Cesare Battisti, minaccia ancora lo sciopero della fame: “Condizioni vergognose, trasferimento punitivo”
Minaccia di nuovo lo sciopero della fame l’ex terrorista Cesare Battisti, condannato all’ergastolo per quattro omicidi e arrestato nel 2019 dopo 37 anni di latitanza, ora nel carcere di Corigliano Rossano a Cosenza. In una lettera, scritta a mano e inviata al Dap tramite il suo avvocato, Battisti si lamenta del trattamento che riceve nell’istituto penitenziario: “Oltre ad essere spiccatamente punitivo sotto tutti gli aspetti, il mio trasferimento a Guantanamo Calabro equivale ad una condanna all’isolamento ininterrotto, dato anche l’impossibile contatto con i membri dell’Isis o supposti tali”. L’ex terrorista parla di trasferimento perché qualche settimana fa è stato spostato da Oristano a Cosenza, nella struttura da lui ribattezzata “Guantanamo Calabro”, ma pare che anche la nuova sistemazione non piaccia a Battisti. L’ex dei Proletari armati per il comunismo non è nuovo a questo tipo di uscite: già a inizio settembre aveva minacciato lo sciopero della fame contro l’isolamento, quando era ancora nel comune sardo.
“Voglio sperare che il Dap trovi per me una sistemazione degna di un Paese civile, senza costringermi a riprendere lo sciopero della fame. Già che è preferibile finirla in un mese, con la gioia dell’ipocrisia nazionale, piuttosto che agonizzare un anno in condizioni vergognose e insostenibili”, ha continuato nella lettera.
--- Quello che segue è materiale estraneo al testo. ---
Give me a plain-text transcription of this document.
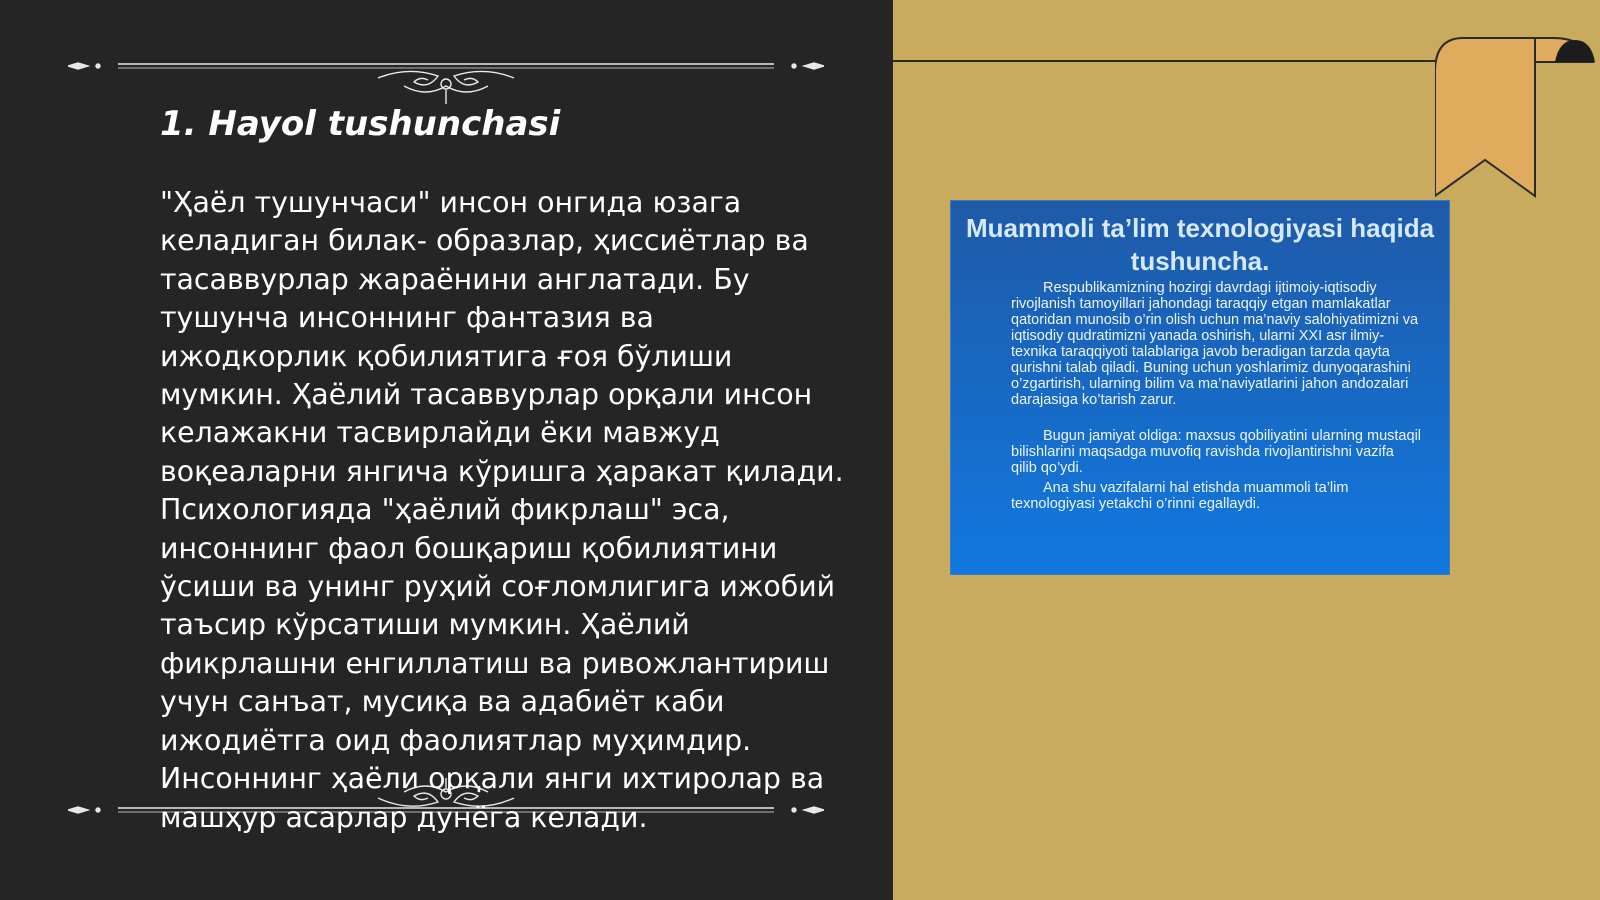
1. Hayol tushunchasi

"Ҳаёл тушунчаси" инсон онгида юзага келадиган билак- образлар, ҳиссиётлар ва тасаввурлар жараёнини англатади. Бу тушунча инсоннинг фантазия ва ижодкорлик қобилиятига ғоя бўлиши мумкин. Ҳаёлий тасаввурлар орқали инсон келажакни тасвирлайди ёки мавжуд воқеаларни янгича кўришга ҳаракат қилади. Психологияда "ҳаёлий фикрлаш" эса, инсоннинг фаол бошқариш қобилиятини ўсиши ва унинг руҳий соғломлигига ижобий таъсир кўрсатиши мумкин. Ҳаёлий фикрлашни енгиллатиш ва ривожлантириш учун санъат, мусиқа ва адабиёт каби ижодиётга оид фаолиятлар муҳимдир. Инсоннинг ҳаёли орқали янги ихтиролар ва машҳур асарлар дунёга келади.

Muammoli ta’lim texnologiyasi haqida tushuncha.

Respublikamizning hozirgi davrdagi ijtimoiy-iqtisodiy rivojlanish tamoyillari jahondagi taraqqiy etgan mamlakatlar qatoridan munosib o’rin olish uchun ma’naviy salohiyatimizni va iqtisodiy qudratimizni yanada oshirish, ularni XXI asr ilmiy-texnika taraqqiyoti talablariga javob beradigan tarzda qayta qurishni talab qiladi. Buning uchun yoshlarimiz dunyoqarashini o’zgartirish, ularning bilim va ma’naviyatlarini jahon andozalari darajasiga ko’tarish zarur.

Bugun jamiyat oldiga: maxsus qobiliyatini ularning mustaqil bilishlarini maqsadga muvofiq ravishda rivojlantirishni vazifa qilib qo’ydi.

Ana shu vazifalarni hal etishda muammoli ta’lim texnologiyasi yetakchi o’rinni egallaydi.
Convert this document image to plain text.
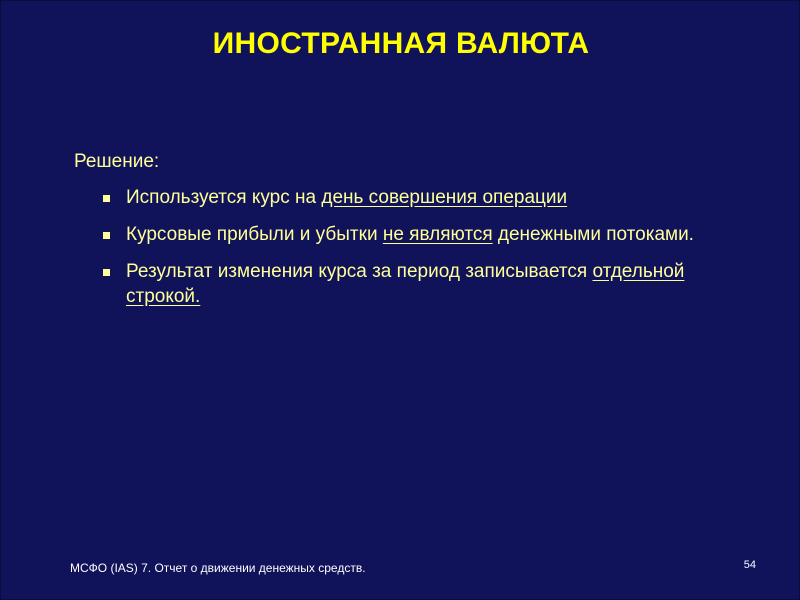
ИНОСТРАННАЯ ВАЛЮТА
Решение:
Используется курс на день совершения операции
Курсовые прибыли и убытки не являются денежными потоками.
Результат изменения курса за период записывается отдельной строкой.
МСФО (IAS) 7. Отчет о движении денежных средств.	54
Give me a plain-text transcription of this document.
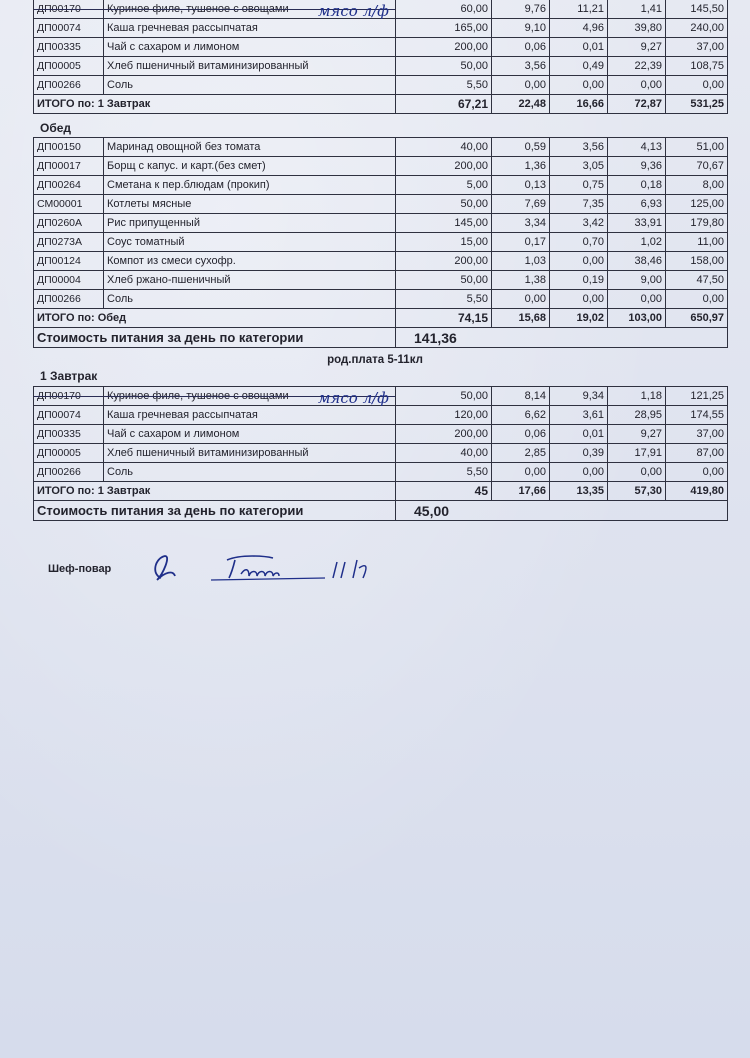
ДП00170	Куриное филе, тушеное с овощами	60,00	9,76	11,21	1,41	145,50
ДП00074	Каша гречневая рассыпчатая	165,00	9,10	4,96	39,80	240,00
ДП00335	Чай с сахаром и лимоном	200,00	0,06	0,01	9,27	37,00
ДП00005	Хлеб пшеничный витаминизированный	50,00	3,56	0,49	22,39	108,75
ДП00266	Соль	5,50	0,00	0,00	0,00	0,00
ИТОГО по: 1 Завтрак		67,21	22,48	16,66	72,87	531,25
мясо л/ф
Обед
ДП00150	Маринад овощной без томата	40,00	0,59	3,56	4,13	51,00
ДП00017	Борщ с капус. и карт.(без смет)	200,00	1,36	3,05	9,36	70,67
ДП00264	Сметана к пер.блюдам (прокип)	5,00	0,13	0,75	0,18	8,00
СМ00001	Котлеты мясные	50,00	7,69	7,35	6,93	125,00
ДП0260А	Рис припущенный	145,00	3,34	3,42	33,91	179,80
ДП0273А	Соус томатный	15,00	0,17	0,70	1,02	11,00
ДП00124	Компот из смеси сухофр.	200,00	1,03	0,00	38,46	158,00
ДП00004	Хлеб ржано-пшеничный	50,00	1,38	0,19	9,00	47,50
ДП00266	Соль	5,50	0,00	0,00	0,00	0,00
ИТОГО по: Обед		74,15	15,68	19,02	103,00	650,97
Стоимость питания за день по категории		141,36				
род.плата 5-11кл
1 Завтрак
ДП00170	Куриное филе, тушеное с овощами	50,00	8,14	9,34	1,18	121,25
ДП00074	Каша гречневая рассыпчатая	120,00	6,62	3,61	28,95	174,55
ДП00335	Чай с сахаром и лимоном	200,00	0,06	0,01	9,27	37,00
ДП00005	Хлеб пшеничный витаминизированный	40,00	2,85	0,39	17,91	87,00
ДП00266	Соль	5,50	0,00	0,00	0,00	0,00
ИТОГО по: 1 Завтрак		45	17,66	13,35	57,30	419,80
Стоимость питания за день по категории		45,00				
мясо л/ф
Шеф-повар
Ганиева 11 12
Battisti ha spiegato che ha poco spazio a disposizione, è sorvegliato a vista e “costretto all’ozio forzato in una cella di un terzo inferiore allo spazio della precedente, sprovvista di suppellettili indispensabili”. L’ex terrorista ha denunciato anche la confisca del suo computer: “Mi hanno impedito di fatto di svolgere la mia attività di scrittore e concludere il mio ultimo lavoro rimasto in memoria”. E ancora: “A una mia richiesta, è stato provocatoriamente risposto che non risulta alle autorità una mia professione che implichi la disponibilità del computer o di altro materiale didattico. Come se non bastasse, mi è stata applicata una feroce censura. Questa non già per la supposta ‘fitta attività epistolare eversiva’, bensì con il chiaro obiettivo di impedirmi di interagire con le istanze esterne, culturali e mediatiche, grazie alle quali starei guadagnando consensi democratici e garantisti, di fronte alla vendetta dello Stato”.